Friday, September 21, 2007

The Last Day of Summer and the Beans Are in the Bin

Soybean dust hung over the empty fields like misty fog this evening in cooling air. Barren fields stretching into the horizon are a welcome sight to a farm family.

As Gerald and I drove by Wayside Farm on the way home from Geri Ann’s ball game, we had to appreciate the joy of having a crop safely gathered this early on the last day of summer. (I guess this was the last day of summer--one source said tomorrow is.)

Combines, tractors, trucks, augers, and wagons surrounded the one grain bin that Brian has there. Even the machinery looked pleasantly tired and relaxed to have the job completed as though they were circling round to celebrate a victory.

Gerald was delighted with Phil Anderson’s huge combine with its 30-foot head that contained not an auger but a conveyer belt instead. Beans will be less damaged. He could not resist an invitation for a short ride on the huge beast when Phil moved it out of the way of an incoming smaller combine.

I waited in the car and thought of past harvests that often ended on Thanksgiving Day or beyond. We have known harvests in fields so muddy the combines had to have tracks to keep from sinking. Gerald has harvested in corn fields flattened by icy weather. Brian and Mary Ellen said at the first of this season that they knew this might be the bad year for them--all farmers have them eventually. They were trying to be prepared.

They still know that eventually they will experience that bad weather. Many did this year. Brian had his crops out early, and the right weather breaks came. Today we saw the end of the harvest of the best crops ever grown on our farm. Brian’s hard work and good management paid off again. When that bad year comes and it will, he will be that much more ready for it.

We were already in a celebratory mood after seeing Johnston City Middle School win its regional tourney and earn the right to advance to the downstate “state” tourney at Pinckneyville a week from tomorrow. The skill with which these girls play is so exciting to watch. Almost unbelievable at times. Gerald's brother Ken was seeing Geri Ann pitch for the first time this season. He was amazed and compared her to someone he knew at an Air Force base over 50 years ago--not someone he expected to see at a grade school game.

Each game demonstrates an increase in individual player’s talent as well as an increase in team work. The girls’ hard work and good management of their lives paid off again.

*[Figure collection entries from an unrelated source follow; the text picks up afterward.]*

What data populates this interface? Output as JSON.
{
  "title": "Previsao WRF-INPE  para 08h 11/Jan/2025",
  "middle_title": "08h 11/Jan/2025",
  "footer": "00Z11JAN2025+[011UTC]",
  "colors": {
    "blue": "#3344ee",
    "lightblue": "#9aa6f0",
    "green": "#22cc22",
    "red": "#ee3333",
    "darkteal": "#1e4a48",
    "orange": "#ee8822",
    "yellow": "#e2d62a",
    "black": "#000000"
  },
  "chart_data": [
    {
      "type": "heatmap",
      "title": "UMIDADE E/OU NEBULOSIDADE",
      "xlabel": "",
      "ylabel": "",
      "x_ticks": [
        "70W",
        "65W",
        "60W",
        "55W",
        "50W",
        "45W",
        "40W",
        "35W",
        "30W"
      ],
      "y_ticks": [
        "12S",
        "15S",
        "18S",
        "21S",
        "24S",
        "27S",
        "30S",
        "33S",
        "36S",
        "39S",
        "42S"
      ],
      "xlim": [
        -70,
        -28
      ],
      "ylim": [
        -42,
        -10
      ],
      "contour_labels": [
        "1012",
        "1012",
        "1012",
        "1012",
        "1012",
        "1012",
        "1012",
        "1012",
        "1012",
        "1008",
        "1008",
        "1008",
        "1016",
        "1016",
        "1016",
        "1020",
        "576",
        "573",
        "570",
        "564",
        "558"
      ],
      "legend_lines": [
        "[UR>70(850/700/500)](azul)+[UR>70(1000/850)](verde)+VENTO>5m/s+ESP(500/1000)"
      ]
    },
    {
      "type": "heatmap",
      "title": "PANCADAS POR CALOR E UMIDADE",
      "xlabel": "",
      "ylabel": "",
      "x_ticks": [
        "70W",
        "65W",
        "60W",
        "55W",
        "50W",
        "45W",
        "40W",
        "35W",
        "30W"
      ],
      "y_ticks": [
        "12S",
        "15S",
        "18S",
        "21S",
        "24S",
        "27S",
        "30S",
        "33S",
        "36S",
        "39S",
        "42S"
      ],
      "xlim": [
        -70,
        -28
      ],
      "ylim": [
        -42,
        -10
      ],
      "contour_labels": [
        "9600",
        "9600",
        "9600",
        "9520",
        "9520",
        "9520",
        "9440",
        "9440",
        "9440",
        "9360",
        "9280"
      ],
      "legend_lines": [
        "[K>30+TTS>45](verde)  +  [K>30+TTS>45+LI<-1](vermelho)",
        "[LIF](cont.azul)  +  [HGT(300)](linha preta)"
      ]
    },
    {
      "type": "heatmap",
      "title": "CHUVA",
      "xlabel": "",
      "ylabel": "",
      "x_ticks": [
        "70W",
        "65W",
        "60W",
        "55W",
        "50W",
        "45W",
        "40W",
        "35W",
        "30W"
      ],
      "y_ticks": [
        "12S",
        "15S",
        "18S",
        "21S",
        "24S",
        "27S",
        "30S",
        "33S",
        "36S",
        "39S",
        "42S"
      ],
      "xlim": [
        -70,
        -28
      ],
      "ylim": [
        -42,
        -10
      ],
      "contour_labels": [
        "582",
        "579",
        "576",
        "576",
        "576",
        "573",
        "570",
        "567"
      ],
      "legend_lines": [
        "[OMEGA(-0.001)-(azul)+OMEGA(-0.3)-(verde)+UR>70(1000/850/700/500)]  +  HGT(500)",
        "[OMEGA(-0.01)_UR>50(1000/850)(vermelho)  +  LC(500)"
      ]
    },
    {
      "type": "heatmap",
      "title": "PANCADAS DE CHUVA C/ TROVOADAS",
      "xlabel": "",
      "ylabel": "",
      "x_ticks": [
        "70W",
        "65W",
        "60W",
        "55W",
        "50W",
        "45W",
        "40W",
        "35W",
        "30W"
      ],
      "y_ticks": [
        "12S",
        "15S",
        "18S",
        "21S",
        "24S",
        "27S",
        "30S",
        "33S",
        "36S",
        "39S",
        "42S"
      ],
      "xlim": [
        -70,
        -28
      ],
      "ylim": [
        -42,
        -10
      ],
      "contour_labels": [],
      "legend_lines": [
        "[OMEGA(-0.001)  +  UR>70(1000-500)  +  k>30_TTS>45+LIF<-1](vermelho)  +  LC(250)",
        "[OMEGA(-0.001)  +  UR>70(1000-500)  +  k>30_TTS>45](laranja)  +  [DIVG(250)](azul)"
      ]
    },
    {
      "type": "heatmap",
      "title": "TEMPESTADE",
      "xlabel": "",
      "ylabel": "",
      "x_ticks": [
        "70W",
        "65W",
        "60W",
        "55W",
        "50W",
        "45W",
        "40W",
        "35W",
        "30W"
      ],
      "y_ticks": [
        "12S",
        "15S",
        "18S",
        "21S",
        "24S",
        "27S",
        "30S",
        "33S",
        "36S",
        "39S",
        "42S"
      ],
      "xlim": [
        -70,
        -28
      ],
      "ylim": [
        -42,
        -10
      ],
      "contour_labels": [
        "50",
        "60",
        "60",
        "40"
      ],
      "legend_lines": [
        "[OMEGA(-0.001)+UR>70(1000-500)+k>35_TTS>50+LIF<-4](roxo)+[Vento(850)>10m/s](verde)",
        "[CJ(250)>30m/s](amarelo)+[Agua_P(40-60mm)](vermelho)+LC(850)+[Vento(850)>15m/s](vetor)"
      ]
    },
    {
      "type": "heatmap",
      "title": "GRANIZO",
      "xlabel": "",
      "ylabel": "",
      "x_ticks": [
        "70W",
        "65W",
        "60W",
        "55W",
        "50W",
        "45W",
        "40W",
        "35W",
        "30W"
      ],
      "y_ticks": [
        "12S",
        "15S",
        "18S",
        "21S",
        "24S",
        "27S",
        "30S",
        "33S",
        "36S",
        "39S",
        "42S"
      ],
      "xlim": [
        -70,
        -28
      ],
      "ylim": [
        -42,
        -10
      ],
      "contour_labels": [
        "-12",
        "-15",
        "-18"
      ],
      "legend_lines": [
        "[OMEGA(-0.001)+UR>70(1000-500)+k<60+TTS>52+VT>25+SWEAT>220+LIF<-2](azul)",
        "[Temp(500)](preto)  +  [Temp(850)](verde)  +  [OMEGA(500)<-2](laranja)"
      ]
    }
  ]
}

If and when a bad time comes, they will be confident in the knowledge that they have worked hard, excelled, and deserve to respect themselves no matter what happens next.

Having Ken with us was a special reason for joy and celebration. His color and energy have returned, and his head that was balded by the chemo now displays generous wavy hair.

Next day: I was wrong that the crops were completely harvested. Mary Ellen showed up down at Woodsong to borrow a tool for Brian this morning. While I did my hair and make-up for an appointment, we had a hurried visit in my bedroom, and I found out that there were still 20 acres of beans to harvest in a back field. That was accomplished early in the day, and the good dry weather let Gerald continue working on his ditch cleaning project.